Gainesville, FL, USA. A hybrid plant species may experience rapid genome evolution in predictable patterns, suggesting that evolution in hybrid plants may follow a set of rules that determine which parental genes are lost.

The repeatability of gene loss in populations of separate origin suggests that evolutionary patterns operate at the genetic level, with parental gene loss possibly linked to changes in chromosome structure.


Researchers analyzed the genes of Tragopogon miscellus, a naturally occurring hybrid species. The results published in the journal Current Biology suggest genome evolution in hybrid plants may follow a set of rules that determine which parental genes are lost. The research may be used to create higher and more stable yields in other hybrid polyploid plants, including agricultural crops such as wheat, corn, coffee and apples.



Tragopogon dubius, a parent of the hybrid species T. miscellus.



Tragopogon pratensis, a parent of the hybrid species T. miscellus.The analysis covered about 70 of the hybrid plants commonly known as goatsbeard, a species in the daisy family that originated in the northwestern U.S. about 80 years ago. The new species formed naturally when plant's two parent species, Tragopogon dubius and Tragopogon pratensis, were introduced from Europe to the United States in the 1920s. Because their flowers only bloom for a few hours in the morning, Tragopogon plants are often referred to as John-go-to-bed-at-noon. It looks like a daisy except for being yellow in color.

Also, hybridization was accompanied by polyploidy, or whole genome duplication where cells and organisms contain more than two paired (homologous) sets of chromosomes. The phenomemon occurs in some organisms, but is especially common in plants. Less common (but very important) is a condition known as endopolyploidy, where polyploidy occurs in specific animal tissues (such as human muscle tissues).

A cell or organism is considered polyploid if there is a numerical change in a whole set of chromosomes. During this research, the hybrid offspring following a polyploidy event contains twice the number of chromosomes, totaling 24.

Researchers analyzed genes from five natural populations of T. miscellus, as well as polyploid plants recreated in UF greenhouses. The DNA was extracted from the leaf tissue. They then compared the patterns of gene loss in the hybrid to patterns of gene loss in other species from the same family that experienced an ancient polyploidy event about 40 million years ago, and found similar results.

The data support an evolutionary hypothesis that genes whose products interact closely with other gene products are more likely to be maintained in duplicate after polyploid formation.

This means some aspects of genome evolution are predictable and repeatable in independent lines.

Lead author Richard Buggs of Queen Mary University of London, who worked on the study as a postdoctoral researcher at the Florida Museum of Natural History.

Buggs said "We were surprised at the speed at which patterns seemed to form in which genes show loss versus retention"."The repeatability of gene loss in populations of separate origin is a really exciting result," said co-author Pam Soltis, distinguished professor and curator of molecular systematics and evolutionary genetics at the Florida Museum of Natural History on the University of Florida (UF) campus.

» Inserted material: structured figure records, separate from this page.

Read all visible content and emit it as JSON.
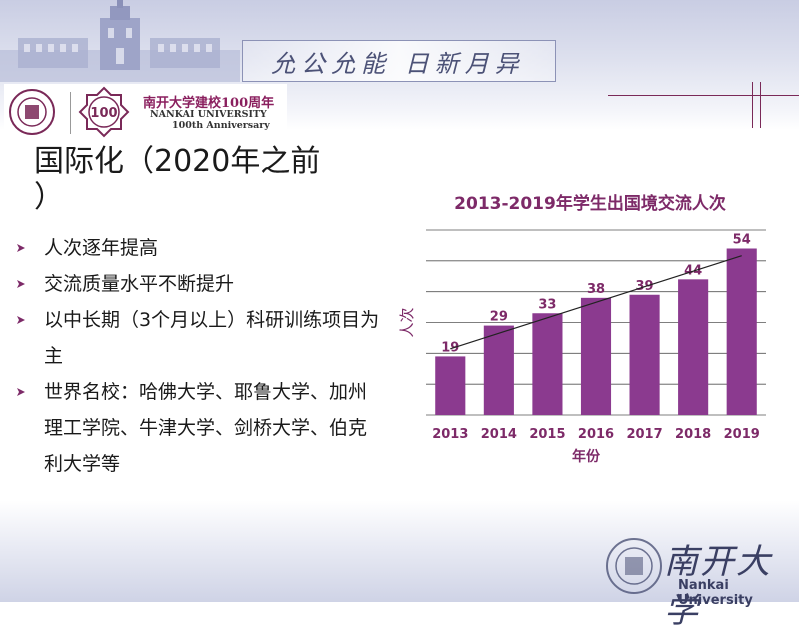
{
  "header": {
    "motto": "允公允能 日新月异",
    "anniversary_cn": "南开大学建校100周年",
    "anniversary_en_1": "NANKAI UNIVERSITY",
    "anniversary_en_2": "100th Anniversary",
    "emblem_text": "100"
  },
  "slide": {
    "title_line1": "国际化（2020年之前",
    "title_line2": "）",
    "bullets": [
      {
        "line1": "人次逐年提高",
        "line2": "",
        "line3": ""
      },
      {
        "line1": "交流质量水平不断提升",
        "line2": "",
        "line3": ""
      },
      {
        "line1": "以中长期（3个月以上）科研训练项目为",
        "line2": "主",
        "line3": ""
      },
      {
        "line1": "世界名校：哈佛大学、耶鲁大学、加州",
        "line2": "理工学院、牛津大学、剑桥大学、伯克",
        "line3": "利大学等"
      }
    ]
  },
  "footer": {
    "name_cn": "南开大学",
    "name_en": "Nankai University"
  },
  "colors": {
    "bar": "#8b3a8f",
    "accent": "#7d2a68",
    "grid": "#555555"
  },
  "chart_data": {
    "type": "bar",
    "title": "2013-2019年学生出国境交流人次",
    "xlabel": "年份",
    "ylabel": "人次",
    "categories": [
      "2013",
      "2014",
      "2015",
      "2016",
      "2017",
      "2018",
      "2019"
    ],
    "values": [
      19,
      29,
      33,
      38,
      39,
      44,
      54
    ],
    "ylim": [
      0,
      60
    ],
    "grid": true,
    "trendline": true
  }
}
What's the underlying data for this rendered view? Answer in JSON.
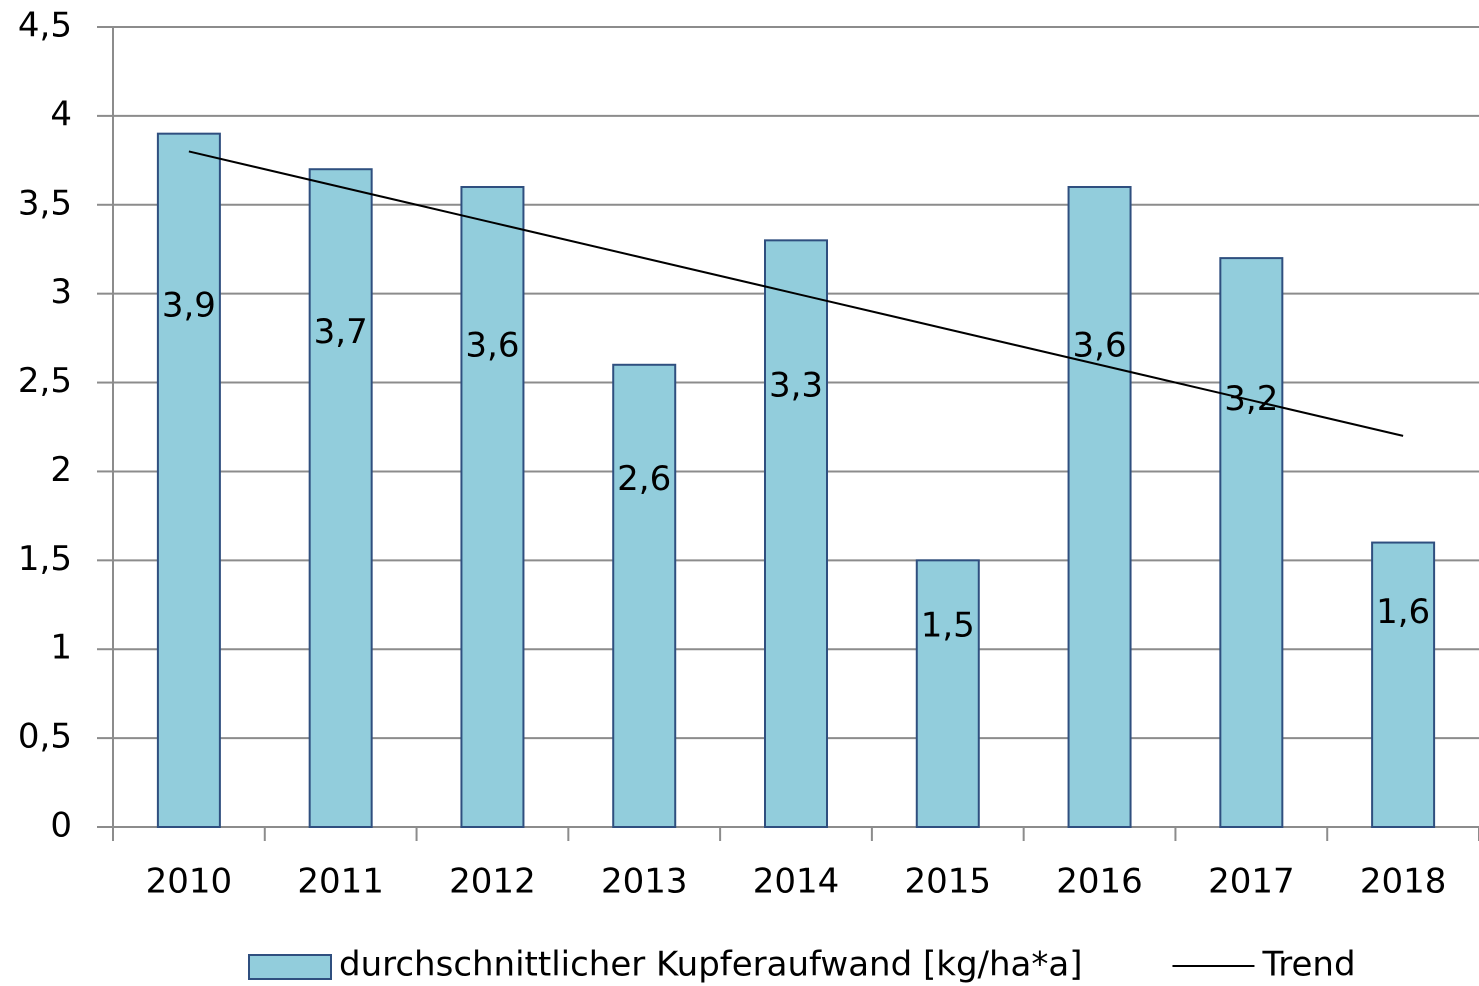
{
  "chart_data": {
    "type": "bar",
    "categories": [
      "2010",
      "2011",
      "2012",
      "2013",
      "2014",
      "2015",
      "2016",
      "2017",
      "2018"
    ],
    "series": [
      {
        "name": "durchschnittlicher Kupferaufwand [kg/ha*a]",
        "color": "#92cddc",
        "values": [
          3.9,
          3.7,
          3.6,
          2.6,
          3.3,
          1.5,
          3.6,
          3.2,
          1.6
        ],
        "value_labels": [
          "3,9",
          "3,7",
          "3,6",
          "2,6",
          "3,3",
          "1,5",
          "3,6",
          "3,2",
          "1,6"
        ]
      },
      {
        "name": "Trend",
        "color": "#000000",
        "type": "line",
        "values": [
          3.8,
          3.6,
          3.4,
          3.2,
          3.0,
          2.8,
          2.6,
          2.4,
          2.2
        ]
      }
    ],
    "ylim": [
      0,
      4.5
    ],
    "yticks": [
      0,
      {
        "value": 0.5,
        "label": "0,5"
      },
      1,
      {
        "value": 1.5,
        "label": "1,5"
      },
      2,
      {
        "value": 2.5,
        "label": "2,5"
      },
      3,
      {
        "value": 3.5,
        "label": "3,5"
      },
      4,
      {
        "value": 4.5,
        "label": "4,5"
      }
    ],
    "grid": true,
    "legend": "bottom"
  }
}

"Scientists have often wondered if there are rules that govern patterns of evolution, and data for Tragopogon polyploids suggest that such rules may actually operate at the genetic level." Soltis said one possible mechanism of gene loss may be linked with changes in chromosome structure, an occurrence documented in a study published in the Proceedings of the National Academy of Sciences (PNAS) (January 6, 2012).

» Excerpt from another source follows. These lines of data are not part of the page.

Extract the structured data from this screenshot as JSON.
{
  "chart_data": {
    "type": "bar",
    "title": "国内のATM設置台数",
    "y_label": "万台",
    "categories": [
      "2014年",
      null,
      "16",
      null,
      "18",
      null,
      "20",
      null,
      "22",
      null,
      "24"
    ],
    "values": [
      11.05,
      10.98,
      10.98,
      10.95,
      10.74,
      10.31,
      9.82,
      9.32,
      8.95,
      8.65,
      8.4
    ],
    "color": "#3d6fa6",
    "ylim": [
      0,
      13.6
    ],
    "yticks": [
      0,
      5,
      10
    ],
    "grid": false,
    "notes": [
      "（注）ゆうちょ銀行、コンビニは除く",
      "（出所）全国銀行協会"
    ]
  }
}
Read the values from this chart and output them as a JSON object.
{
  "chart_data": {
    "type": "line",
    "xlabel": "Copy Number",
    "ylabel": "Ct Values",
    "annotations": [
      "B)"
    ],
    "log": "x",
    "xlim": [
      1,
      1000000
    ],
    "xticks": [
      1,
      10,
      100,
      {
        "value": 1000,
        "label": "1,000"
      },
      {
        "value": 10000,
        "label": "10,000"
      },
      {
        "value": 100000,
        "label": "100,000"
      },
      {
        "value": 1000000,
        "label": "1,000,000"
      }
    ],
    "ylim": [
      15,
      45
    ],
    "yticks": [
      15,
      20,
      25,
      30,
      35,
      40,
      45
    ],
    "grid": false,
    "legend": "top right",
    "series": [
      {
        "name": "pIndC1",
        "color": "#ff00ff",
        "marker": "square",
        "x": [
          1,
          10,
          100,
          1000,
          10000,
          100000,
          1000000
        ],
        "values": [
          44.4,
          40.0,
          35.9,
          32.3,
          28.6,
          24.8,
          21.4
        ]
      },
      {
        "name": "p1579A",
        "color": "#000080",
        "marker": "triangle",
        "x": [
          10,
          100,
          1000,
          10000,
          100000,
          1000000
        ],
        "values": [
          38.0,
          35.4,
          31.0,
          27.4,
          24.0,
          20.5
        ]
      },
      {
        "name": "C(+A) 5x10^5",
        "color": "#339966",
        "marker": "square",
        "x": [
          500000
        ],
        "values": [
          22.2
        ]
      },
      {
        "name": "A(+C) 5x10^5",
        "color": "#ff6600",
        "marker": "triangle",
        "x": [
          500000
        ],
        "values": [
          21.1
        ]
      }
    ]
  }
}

By further researching the connection between specific gene losses and chromosomal changes, researchers hope to better understand how these patterns affect fertility and physical characteristics of hybrid plants. "Hybridization and chromosome doubling have played a major role in the evolution of flowering plants, and Tragopogon miscellus gives us an amazing window into this process," said study co-author Doug Soltis, a distinguished professor in UF's biology department.

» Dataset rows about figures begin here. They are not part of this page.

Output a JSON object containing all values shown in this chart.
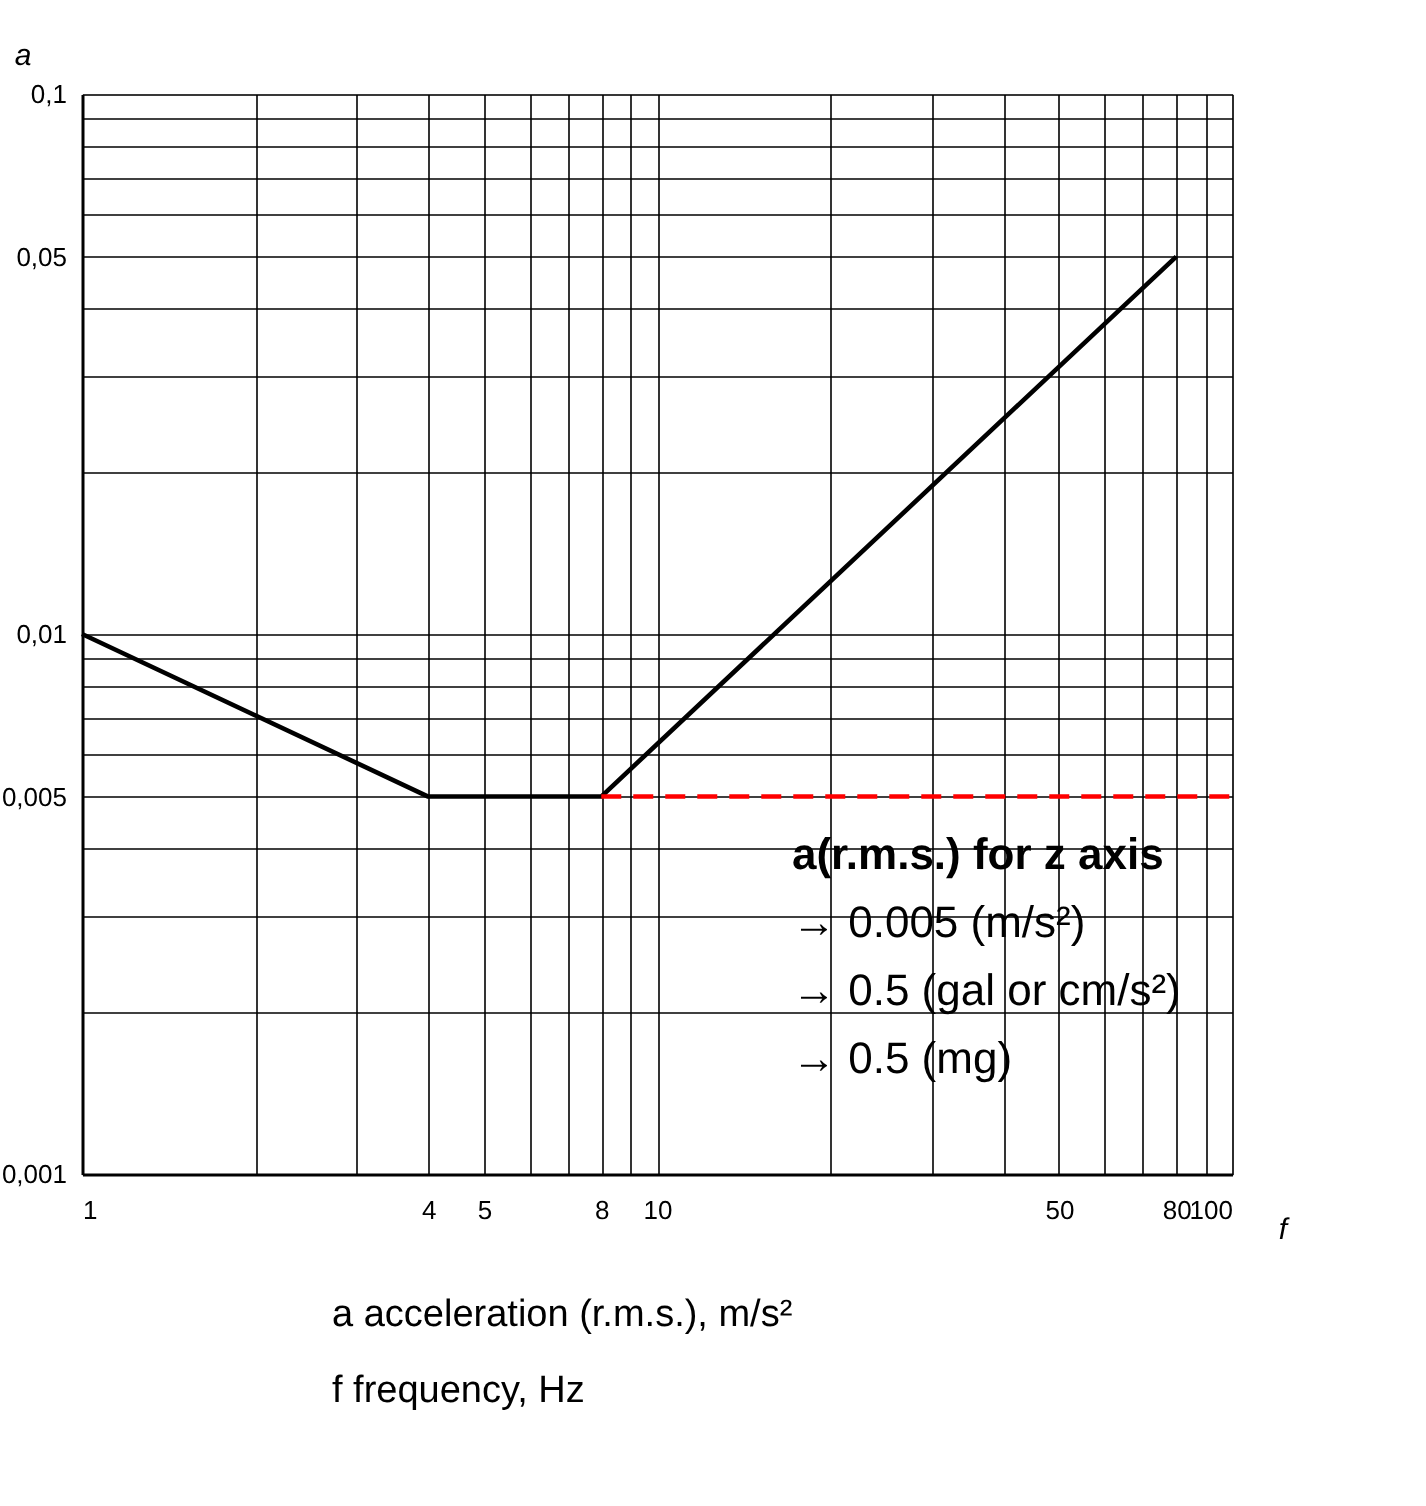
{
  "chart_data": {
    "type": "line",
    "xlabel": "f",
    "ylabel": "a",
    "log": "xy",
    "grid": true,
    "legend": false,
    "series": [
      {
        "color": "#000000",
        "x": [
          1,
          4,
          8,
          80
        ],
        "values": [
          0.01,
          0.005,
          0.005,
          0.05
        ],
        "line_style": "solid"
      },
      {
        "color": "#ff0000",
        "x": [
          8,
          100
        ],
        "values": [
          0.005,
          0.005
        ],
        "line_style": "dashed"
      }
    ],
    "xlim": [
      1,
      100
    ],
    "xticks": [
      1,
      {
        "value": 2,
        "label": null
      },
      {
        "value": 3,
        "label": null
      },
      4,
      5,
      {
        "value": 6,
        "label": null
      },
      {
        "value": 7,
        "label": null
      },
      8,
      {
        "value": 9,
        "label": null
      },
      10,
      {
        "value": 20,
        "label": null
      },
      {
        "value": 30,
        "label": null
      },
      {
        "value": 40,
        "label": null
      },
      50,
      {
        "value": 60,
        "label": null
      },
      {
        "value": 70,
        "label": null
      },
      80,
      {
        "value": 90,
        "label": null
      },
      100
    ],
    "ylim": [
      0.001,
      0.1
    ],
    "yticks": [
      {
        "value": 0.001,
        "label": "0,001"
      },
      {
        "value": 0.002,
        "label": null
      },
      {
        "value": 0.003,
        "label": null
      },
      {
        "value": 0.004,
        "label": null
      },
      {
        "value": 0.005,
        "label": "0,005"
      },
      {
        "value": 0.006,
        "label": null
      },
      {
        "value": 0.007,
        "label": null
      },
      {
        "value": 0.008,
        "label": null
      },
      {
        "value": 0.009,
        "label": null
      },
      {
        "value": 0.01,
        "label": "0,01"
      },
      {
        "value": 0.02,
        "label": null
      },
      {
        "value": 0.03,
        "label": null
      },
      {
        "value": 0.04,
        "label": null
      },
      {
        "value": 0.05,
        "label": "0,05"
      },
      {
        "value": 0.06,
        "label": null
      },
      {
        "value": 0.07,
        "label": null
      },
      {
        "value": 0.08,
        "label": null
      },
      {
        "value": 0.09,
        "label": null
      },
      {
        "value": 0.1,
        "label": "0,1"
      }
    ],
    "annotations": [
      "a(r.m.s.) for z axis",
      "→ 0.005 (m/s²)",
      "→ 0.5   (gal or cm/s²)",
      "→ 0.5   (mg)",
      "a     acceleration (r.m.s.), m/s²",
      "f     frequency, Hz"
    ]
  }
}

"Although Tragopogon miscellus is perfectly positioned to allow examination of genome evolution after hybridization, it is not a traditional research model organism and virtually none of the tools and resources that allow these types of studies had been developed for it," said co-author Brad Barbazuk, a University of Florida (UF) associate professor in biology and member of the University of Florida Genetics Institute (UFGI).

"The availability of cost-effective, high-throughput genomics technologies has enabled us to examine this important phenomenon in this young species," said Barbazuk.

"Polyploidy, the duplication of whole genomes, is a huge and really important process in plant genetics and plant evolution, and what the Soltises have is a beautiful system for studying these early stages of polyploid formation in nature," said Jeffrey Doyle, a plant biology professor at Cornell University. "If you know something about the rules by which genomes evolve, you may be able to predict what's going to happen when you try to genetically engineer something."